When the government cuts its budget, it rarely cuts it evenly across the board.

Such is the case for the city of Champaign, which cut funding to staffing for the police front desk and police records but continued to give raises to other city employees.

The budget authorized for fiscal year 2011-12 cuts two positions from the front desk and one from police records. However, two employees from the front desk have already resigned, so their spots will not be filled. The city council will discuss alternative staffing options — including possibly filling the two vacant positions — during Tuesday’s meeting.

Council member Marci Dodds, District 4, said this is the city’s third consecutive year of budget cuts, and a lot of the previous cuts have been unnoticed by the public. She said everything nonessential has already been cut, so the city has to make sacrifices.

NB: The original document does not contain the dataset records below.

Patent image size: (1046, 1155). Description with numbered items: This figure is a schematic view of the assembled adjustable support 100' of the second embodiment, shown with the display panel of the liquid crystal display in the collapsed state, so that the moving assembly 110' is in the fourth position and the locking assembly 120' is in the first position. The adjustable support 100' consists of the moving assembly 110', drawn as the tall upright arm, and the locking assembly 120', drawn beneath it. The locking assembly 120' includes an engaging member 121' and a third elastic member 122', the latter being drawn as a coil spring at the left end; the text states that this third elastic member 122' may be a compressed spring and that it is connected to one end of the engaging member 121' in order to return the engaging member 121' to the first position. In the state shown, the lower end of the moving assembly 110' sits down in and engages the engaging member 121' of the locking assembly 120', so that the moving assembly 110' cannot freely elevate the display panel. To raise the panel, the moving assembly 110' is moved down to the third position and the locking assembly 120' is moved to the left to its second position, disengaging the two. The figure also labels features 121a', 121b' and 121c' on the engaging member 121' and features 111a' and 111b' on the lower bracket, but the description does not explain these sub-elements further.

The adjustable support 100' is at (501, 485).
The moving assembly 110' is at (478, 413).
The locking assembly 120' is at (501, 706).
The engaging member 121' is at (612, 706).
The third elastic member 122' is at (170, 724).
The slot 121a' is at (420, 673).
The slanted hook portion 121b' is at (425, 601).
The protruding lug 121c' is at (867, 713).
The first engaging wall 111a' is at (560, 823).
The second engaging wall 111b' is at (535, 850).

While Champaign might be laying off some staff in the future, it is giving raises to others, including several department heads.

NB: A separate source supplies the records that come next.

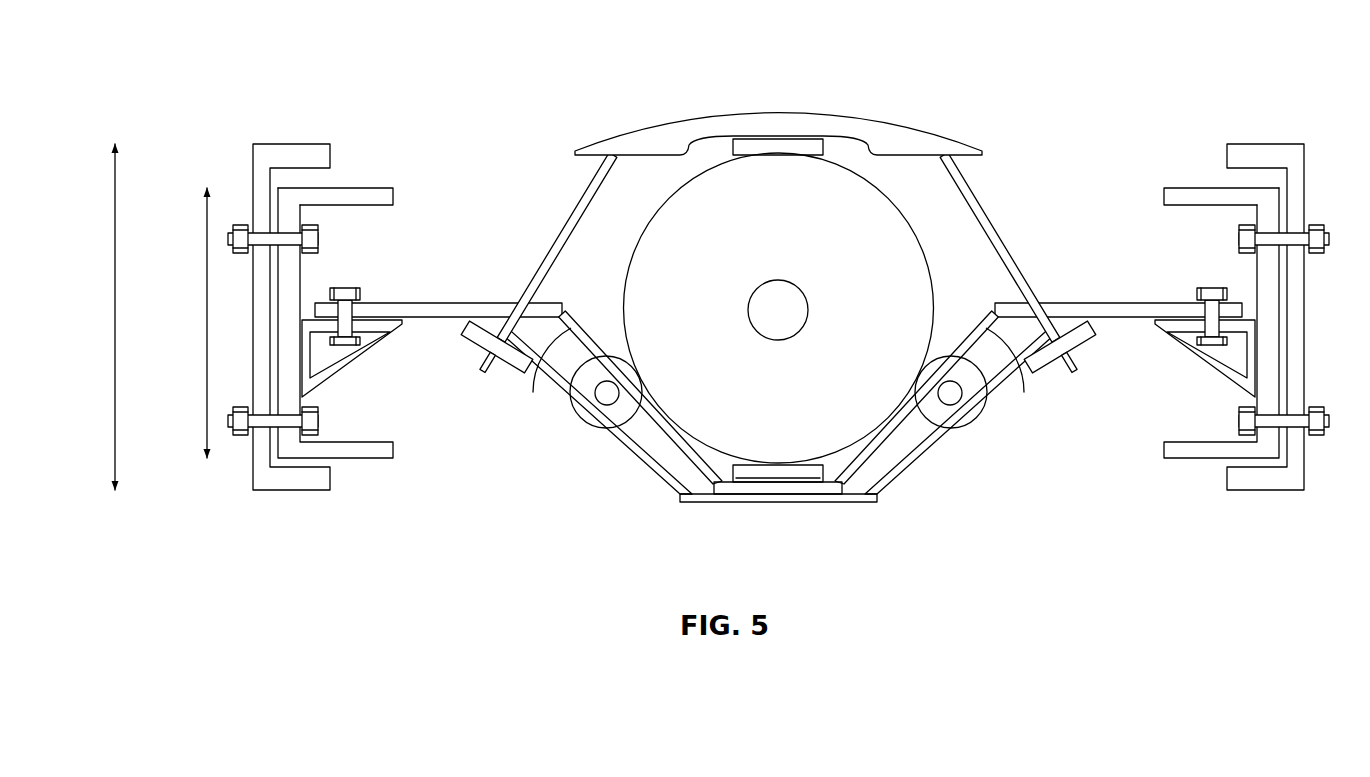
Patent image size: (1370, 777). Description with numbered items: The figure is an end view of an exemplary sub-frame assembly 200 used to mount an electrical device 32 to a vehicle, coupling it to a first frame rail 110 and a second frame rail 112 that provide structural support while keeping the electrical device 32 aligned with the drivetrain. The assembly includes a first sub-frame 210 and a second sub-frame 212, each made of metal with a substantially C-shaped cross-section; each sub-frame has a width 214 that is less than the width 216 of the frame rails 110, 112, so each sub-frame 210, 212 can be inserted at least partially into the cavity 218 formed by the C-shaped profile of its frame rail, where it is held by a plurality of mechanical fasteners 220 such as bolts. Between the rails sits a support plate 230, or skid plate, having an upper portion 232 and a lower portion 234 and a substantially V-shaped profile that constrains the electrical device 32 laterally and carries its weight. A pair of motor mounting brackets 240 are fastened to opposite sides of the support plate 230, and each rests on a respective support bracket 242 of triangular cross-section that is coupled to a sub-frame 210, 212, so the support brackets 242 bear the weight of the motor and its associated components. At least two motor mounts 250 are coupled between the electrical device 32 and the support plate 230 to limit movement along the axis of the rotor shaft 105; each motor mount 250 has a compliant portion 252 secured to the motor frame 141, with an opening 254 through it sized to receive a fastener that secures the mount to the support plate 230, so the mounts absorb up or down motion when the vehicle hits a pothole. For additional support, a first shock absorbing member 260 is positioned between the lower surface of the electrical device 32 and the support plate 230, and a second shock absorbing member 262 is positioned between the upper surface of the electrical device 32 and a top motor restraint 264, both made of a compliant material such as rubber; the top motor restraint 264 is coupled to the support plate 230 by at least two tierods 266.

The sub-frame assembly 200 is at (400, 53).
The first frame rail 110 is at (312, 152).
The second frame rail 112 is at (1248, 152).
The cavity 218 is at (325, 178).
The first sub-frame 210 is at (388, 198).
The second sub-frame 212 is at (1168, 198).
The mechanical fasteners 220 is at (320, 240).
The width of frame rails 216 is at (112, 298).
The width of sub-frame 214 is at (204, 322).
The motor mounting bracket 240 is at (440, 305).
The support bracket 242 is at (350, 355).
The upper portion 232 is at (571, 390).
The lower portion 234 is at (903, 484).
The support plate 230 is at (663, 505).
The motor mount 250 is at (609, 440).
The compliant portion 252 is at (592, 433).
The opening 254 is at (596, 402).
The tierods 266 is at (575, 222).
The motor frame 141 is at (1005, 276).
The top motor restraint 264 is at (950, 148).
The second shock absorbing member 262 is at (808, 140).
The rotor shaft 105 is at (780, 278).
The electrical device 32 is at (908, 270).
The first shock absorbing member 260 is at (808, 477).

Freedom of Information Act requests obtained by The Daily Illini show the city of Champaign issued more than $23,000 in pay increases through the Pay for Performance program, which allows city employees who are not in bargaining units to move higher within their salary range. Union employees, including the positions cut from the police staff, are therefore not eligible.

The amount given through this program has decreased significantly from the previous year, when that number totaled more than $80,000.

For reference, the city estimates it would cost $70,678 to retain one more position at the front desk.

While the city will lay off staff during the next fiscal year to balance the budget, it also allocated about $25,000 to the Pay for Performance program. In addition, it allotted a 2 percent raise to city manager Steven Carter, who made $172,353.69 last year and is one of the city’s highest paid employees.

In contrast, members of the American Federation of State, County and Municipal Employees, a labor union, were required to take six furlough days last year.

A memo the city council will consider lays out three options concerning front desk staffing: cutting an employee from police records and not filling the two vacant spots, transferring a police records employee to the front desk or hiring two new staff members for the front desk.

If the position in police records is eliminated, services that might be affected include report entry on the weekends, which helps inform officers about changes to parolees and inmates, and fingerprinting, which is a revenue-generating service for the police department. The police department has not yet made a decision whether any of these services will be affected if the cuts are made.